Figure 161 – Tree Structure for the Three Button Layout
The top-level grid node only possesses knowledge of its two children: an SECLayoutNodeWnd object and an SECLNGrid object. Because all children are derived from SECLayoutNode, it can polymorphically manipulate the two children with the same interface. After the top-level grid node positions the nested grid, the nested grid positions its two children — the two SECLayoutNodeWnd objects attached to buttons 2 and 3. Each parent treats its child nodes as black boxes. There is no parent-grandchild manipulation.

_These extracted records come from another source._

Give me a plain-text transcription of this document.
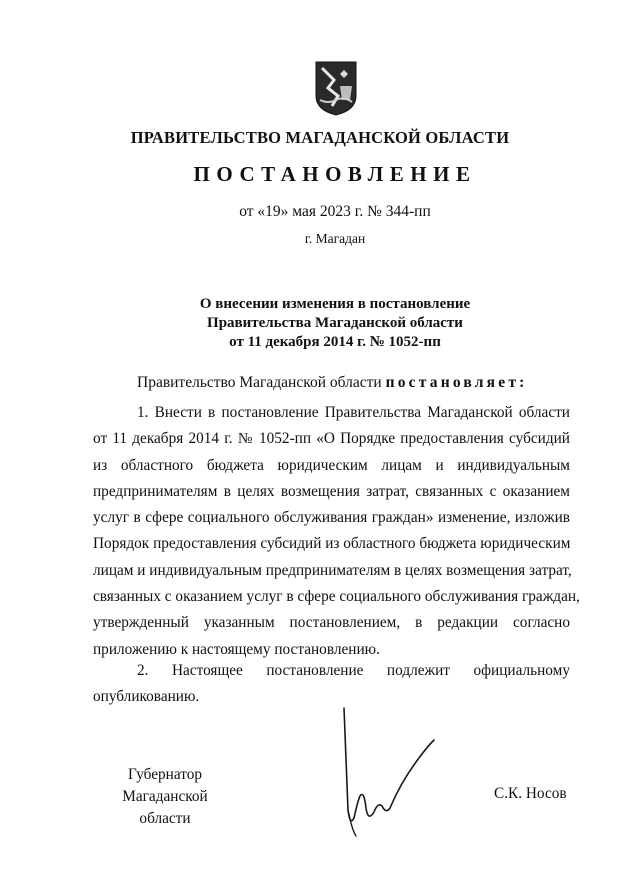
ПРАВИТЕЛЬСТВО МАГАДАНСКОЙ ОБЛАСТИ
ПОСТАНОВЛЕНИЕ
от «19» мая 2023 г. № 344-пп
г. Магадан
О внесении изменения в постановление
Правительства Магаданской области
от 11 декабря 2014 г. № 1052-пп
Правительство Магаданской области постановляет:
1. Внести в постановление Правительства Магаданской области
от 11 декабря 2014 г. № 1052-пп «О Порядке предоставления субсидий
из областного бюджета юридическим лицам и индивидуальным
предпринимателям в целях возмещения затрат, связанных с оказанием
услуг в сфере социального обслуживания граждан» изменение, изложив
Порядок предоставления субсидий из областного бюджета юридическим
лицам и индивидуальным предпринимателям в целях возмещения затрат,
связанных с оказанием услуг в сфере социального обслуживания граждан,
утвержденный указанным постановлением, в редакции согласно
приложению к настоящему постановлению.
2. Настоящее постановление подлежит официальному
опубликованию.
Губернатор
Магаданской области
С.К. Носов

This divide-and-conquer tactic provides a powerful and extensible mechanism. You can easily add your own custom algorithms or window types into this framework with little or no change to an existing layout.
Window Listeners
The SECWndListener class acts as a bridge between the WIN32 windowing world and the abstracted layout node tree. The window listener attaches laterally through aggregation to an existing dialog, view, control bar, or any other CWnd-derived window. It listens for the appropriate windows messages to start the layout management recalculations.
The listen mechanism uses a streamlined window subclass that has a negligible performance hit and is in no way disruptive to the normal message flow. This enables you to create a seamless hook into your application’s layout framework without making any changes to the base class. The window listener is not required for use of the layout framework. The window listener’s sole purpose is to simplify the layout insertion process.
Layout Factory
The SECLayoutFactory class simplifies the process of creating and merging layout nodes into the Layout Manager framework. A component is a window control, graphical entity, layout algorithm, or other object. Because every component of a layout must have a corresponding layout node, you need to allocate a large number of layout node objects. The layout factory simplifies this process by:
* Dynamically creating the node type of interest.
*Automatically setting some default parent-child relationships and other miscellaneous settings.
*Keeping track of the allocated storage for self-contained memory management.
Typically, a user of the layout framework only needs to instantiate one layout factory object as a member of his or her parent window class. Then, the layout factory methods are used to allocate all additional storage required. The layout factory can also allocate a window listener object, a feature that simplifies layout integration even further. Like the window listener, use of the layout factory is not required for utilization of the Layout Manager, although it is highly recommended.
Splitter Node
The SECLayoutNodeSplitter class easily merges splitter functionality into your Layout Manager. This powerful splitter class is optimized so that you can plug it into the layout framework just as you would any other layout node. This approach is much easier than trying to use CSplitterWnd with a window that is not a CView. The SECLayoutNodeSplitter works with any layout node. You can even embed layouts inside a splitter pane. It also works inside a dialog, or a controlbar. Additionally, it supports full drag mode for instant dragging without a tracker, two-dimensional dragging for both three and four pane splitters, and virtual callbacks for further customization.